On the other hand, there are exaggerated consumption figures in electric vehicles, and below reality for combustion models. Research by the Dutch Institute has also found that erroneous data are commonly used in aspects such as battery life, which usually indicate that they end their useful life at 120,000 miles. At the same time, conventional models are given a life of 210,000 miles.

Also, the emissions calculations during the vehicle’s useful life are calculated with the emission data of the current electrical network, without taking into account the advance of renewable energies in the coming years.

But undoubtedly the most scandalous aspect of these comparisons, according to the Institute, is that while in the electric car the integral impact of both the manufacture of its battery and the production of its electricity is taken into account, the same is not done with the Diesel and gasoline cars of which only the emissions are counted during their circulation.
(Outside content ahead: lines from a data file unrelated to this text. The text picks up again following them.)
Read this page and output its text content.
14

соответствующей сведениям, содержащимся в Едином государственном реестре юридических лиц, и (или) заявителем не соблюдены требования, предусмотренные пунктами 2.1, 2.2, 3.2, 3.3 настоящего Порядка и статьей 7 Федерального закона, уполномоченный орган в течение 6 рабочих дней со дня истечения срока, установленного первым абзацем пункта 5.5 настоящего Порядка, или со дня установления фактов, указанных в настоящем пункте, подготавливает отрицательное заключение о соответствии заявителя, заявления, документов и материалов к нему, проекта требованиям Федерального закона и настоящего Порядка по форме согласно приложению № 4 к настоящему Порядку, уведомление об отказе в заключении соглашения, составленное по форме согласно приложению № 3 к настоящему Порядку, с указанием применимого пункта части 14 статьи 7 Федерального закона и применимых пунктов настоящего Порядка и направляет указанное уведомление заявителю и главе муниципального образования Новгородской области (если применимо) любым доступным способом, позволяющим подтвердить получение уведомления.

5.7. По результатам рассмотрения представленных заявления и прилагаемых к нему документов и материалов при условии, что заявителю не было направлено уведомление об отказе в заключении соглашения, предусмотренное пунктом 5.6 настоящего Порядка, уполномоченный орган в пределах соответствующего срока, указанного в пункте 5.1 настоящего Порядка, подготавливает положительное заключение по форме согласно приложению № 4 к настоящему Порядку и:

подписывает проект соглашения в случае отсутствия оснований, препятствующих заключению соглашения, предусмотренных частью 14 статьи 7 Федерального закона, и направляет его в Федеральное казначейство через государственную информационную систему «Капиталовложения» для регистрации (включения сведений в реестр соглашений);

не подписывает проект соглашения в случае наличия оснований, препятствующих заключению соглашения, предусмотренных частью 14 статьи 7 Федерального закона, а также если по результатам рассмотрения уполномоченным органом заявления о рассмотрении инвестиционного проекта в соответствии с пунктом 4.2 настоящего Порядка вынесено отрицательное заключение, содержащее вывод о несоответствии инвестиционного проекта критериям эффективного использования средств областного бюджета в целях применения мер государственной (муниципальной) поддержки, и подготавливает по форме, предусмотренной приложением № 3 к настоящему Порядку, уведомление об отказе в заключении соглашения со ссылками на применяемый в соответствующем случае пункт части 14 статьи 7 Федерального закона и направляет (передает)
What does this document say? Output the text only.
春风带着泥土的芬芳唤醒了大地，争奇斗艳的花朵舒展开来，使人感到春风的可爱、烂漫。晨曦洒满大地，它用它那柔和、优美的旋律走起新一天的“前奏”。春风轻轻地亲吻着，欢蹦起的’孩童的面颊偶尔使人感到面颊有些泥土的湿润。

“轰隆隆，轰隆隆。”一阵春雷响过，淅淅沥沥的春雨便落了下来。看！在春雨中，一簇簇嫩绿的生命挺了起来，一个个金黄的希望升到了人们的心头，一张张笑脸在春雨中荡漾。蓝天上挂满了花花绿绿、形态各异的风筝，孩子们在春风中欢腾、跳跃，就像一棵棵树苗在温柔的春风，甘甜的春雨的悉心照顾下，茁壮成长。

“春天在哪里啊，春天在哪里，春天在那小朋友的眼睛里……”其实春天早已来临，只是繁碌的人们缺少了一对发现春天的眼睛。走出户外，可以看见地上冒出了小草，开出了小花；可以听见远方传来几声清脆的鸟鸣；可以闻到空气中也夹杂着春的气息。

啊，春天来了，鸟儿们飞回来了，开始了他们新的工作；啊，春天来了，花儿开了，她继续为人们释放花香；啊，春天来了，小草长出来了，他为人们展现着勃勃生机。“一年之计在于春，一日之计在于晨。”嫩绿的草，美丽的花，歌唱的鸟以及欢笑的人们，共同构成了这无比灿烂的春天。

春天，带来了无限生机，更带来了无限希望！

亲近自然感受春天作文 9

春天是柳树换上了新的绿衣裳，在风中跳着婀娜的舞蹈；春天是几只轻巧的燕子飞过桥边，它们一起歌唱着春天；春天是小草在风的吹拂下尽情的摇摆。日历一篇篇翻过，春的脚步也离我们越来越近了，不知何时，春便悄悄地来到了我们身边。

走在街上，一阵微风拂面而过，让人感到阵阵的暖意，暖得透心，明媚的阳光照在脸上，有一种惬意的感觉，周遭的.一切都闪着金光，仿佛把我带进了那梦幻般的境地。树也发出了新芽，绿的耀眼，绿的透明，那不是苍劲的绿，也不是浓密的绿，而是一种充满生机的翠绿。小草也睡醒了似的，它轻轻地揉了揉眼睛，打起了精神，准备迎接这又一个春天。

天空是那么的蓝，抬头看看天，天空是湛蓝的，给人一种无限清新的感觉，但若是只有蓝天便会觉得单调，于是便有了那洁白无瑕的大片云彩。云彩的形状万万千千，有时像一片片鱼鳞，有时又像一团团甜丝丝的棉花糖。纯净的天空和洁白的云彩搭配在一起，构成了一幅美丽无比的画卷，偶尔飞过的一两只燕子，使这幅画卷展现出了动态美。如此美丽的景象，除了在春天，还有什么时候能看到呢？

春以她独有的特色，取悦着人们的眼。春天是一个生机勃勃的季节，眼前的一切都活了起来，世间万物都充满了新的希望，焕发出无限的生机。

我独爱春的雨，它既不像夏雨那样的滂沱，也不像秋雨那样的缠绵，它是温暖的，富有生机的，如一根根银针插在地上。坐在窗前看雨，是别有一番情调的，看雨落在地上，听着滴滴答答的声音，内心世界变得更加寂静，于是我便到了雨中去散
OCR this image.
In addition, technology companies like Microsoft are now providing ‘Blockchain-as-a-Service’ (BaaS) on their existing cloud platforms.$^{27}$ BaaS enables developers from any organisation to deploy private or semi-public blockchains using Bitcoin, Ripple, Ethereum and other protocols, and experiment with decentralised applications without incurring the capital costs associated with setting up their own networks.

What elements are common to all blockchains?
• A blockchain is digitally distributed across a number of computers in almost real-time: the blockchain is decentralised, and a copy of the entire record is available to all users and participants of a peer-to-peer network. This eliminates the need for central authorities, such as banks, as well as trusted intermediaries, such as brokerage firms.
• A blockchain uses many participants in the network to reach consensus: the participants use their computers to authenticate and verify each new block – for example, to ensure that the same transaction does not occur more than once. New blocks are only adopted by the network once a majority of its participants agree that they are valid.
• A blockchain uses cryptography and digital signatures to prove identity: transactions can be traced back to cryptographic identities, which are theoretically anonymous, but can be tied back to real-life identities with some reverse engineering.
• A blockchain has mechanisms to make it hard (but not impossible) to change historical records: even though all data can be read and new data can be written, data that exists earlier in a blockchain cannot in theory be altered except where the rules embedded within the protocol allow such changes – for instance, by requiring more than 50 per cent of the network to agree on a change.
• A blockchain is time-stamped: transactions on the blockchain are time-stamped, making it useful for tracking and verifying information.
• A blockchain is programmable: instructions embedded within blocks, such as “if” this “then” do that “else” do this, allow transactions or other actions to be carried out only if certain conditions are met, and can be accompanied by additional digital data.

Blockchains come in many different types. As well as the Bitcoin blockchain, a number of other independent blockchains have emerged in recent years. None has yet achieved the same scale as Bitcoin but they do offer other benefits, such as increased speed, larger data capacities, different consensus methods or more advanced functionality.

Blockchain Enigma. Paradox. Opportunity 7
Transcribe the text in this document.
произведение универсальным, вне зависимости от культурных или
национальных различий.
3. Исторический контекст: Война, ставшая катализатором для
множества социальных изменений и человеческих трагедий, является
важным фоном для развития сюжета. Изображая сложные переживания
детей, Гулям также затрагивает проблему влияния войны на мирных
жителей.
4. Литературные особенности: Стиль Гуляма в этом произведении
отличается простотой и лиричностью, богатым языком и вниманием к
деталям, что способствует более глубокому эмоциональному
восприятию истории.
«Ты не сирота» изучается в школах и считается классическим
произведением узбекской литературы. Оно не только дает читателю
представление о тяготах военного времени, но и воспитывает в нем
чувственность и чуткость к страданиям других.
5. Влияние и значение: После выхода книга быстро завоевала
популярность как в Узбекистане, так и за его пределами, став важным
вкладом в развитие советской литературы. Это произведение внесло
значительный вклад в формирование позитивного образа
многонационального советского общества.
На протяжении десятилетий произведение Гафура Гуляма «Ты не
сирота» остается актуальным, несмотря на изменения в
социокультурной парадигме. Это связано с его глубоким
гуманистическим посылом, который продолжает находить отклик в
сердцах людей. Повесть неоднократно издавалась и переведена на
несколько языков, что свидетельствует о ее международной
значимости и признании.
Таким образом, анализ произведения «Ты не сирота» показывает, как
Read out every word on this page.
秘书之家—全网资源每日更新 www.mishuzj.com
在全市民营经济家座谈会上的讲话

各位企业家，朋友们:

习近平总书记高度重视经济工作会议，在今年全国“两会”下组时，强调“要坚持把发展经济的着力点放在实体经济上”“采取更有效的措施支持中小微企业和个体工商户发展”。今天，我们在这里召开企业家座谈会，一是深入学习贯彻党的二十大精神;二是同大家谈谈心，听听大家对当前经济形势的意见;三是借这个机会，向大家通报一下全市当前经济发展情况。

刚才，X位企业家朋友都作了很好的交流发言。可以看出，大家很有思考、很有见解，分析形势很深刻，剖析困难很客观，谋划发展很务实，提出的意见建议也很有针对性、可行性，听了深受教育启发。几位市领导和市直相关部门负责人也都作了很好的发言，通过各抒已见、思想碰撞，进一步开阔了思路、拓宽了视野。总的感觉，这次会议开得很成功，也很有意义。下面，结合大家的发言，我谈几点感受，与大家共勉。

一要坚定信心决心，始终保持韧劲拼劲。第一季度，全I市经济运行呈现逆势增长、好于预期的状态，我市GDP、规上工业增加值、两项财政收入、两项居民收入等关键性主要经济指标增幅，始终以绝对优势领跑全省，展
An example of these manipulated studies is the one published at the end of last year by the consulting firm Joanneum Research, which has impacted the part of the German Automobile Club (ADAC). A study entitled “Electric cars, a heavy backpack for the climate” indicated that to compensate for excess emissions during their manufacture, electric cars had to travel hundreds of thousands of kilometers.

This study concluded that: “Taking into account the emissions from the manufacture of batteries and the combination of German electricity, an electric car pollutes between 11 and 28% more than a diesel car.”

The Dutch researchers indicate that if cars were made and driven entirely on renewable energy, this would lead to ‘at least ten times fewer emissions than can be achieved with combustion engines running on fossil fuels.’

To this, add the constant improvement in energy densities that will make smaller batteries increasingly necessary, which will drastically reduce the amount of energy that factories need to produce them. At the same time, the electricity used is also evolving towards a renewable system. “All of this reduces the ‘climate backpack’ for electric vehicles, but many critical studies of electric vehicles deliberately ignore it.”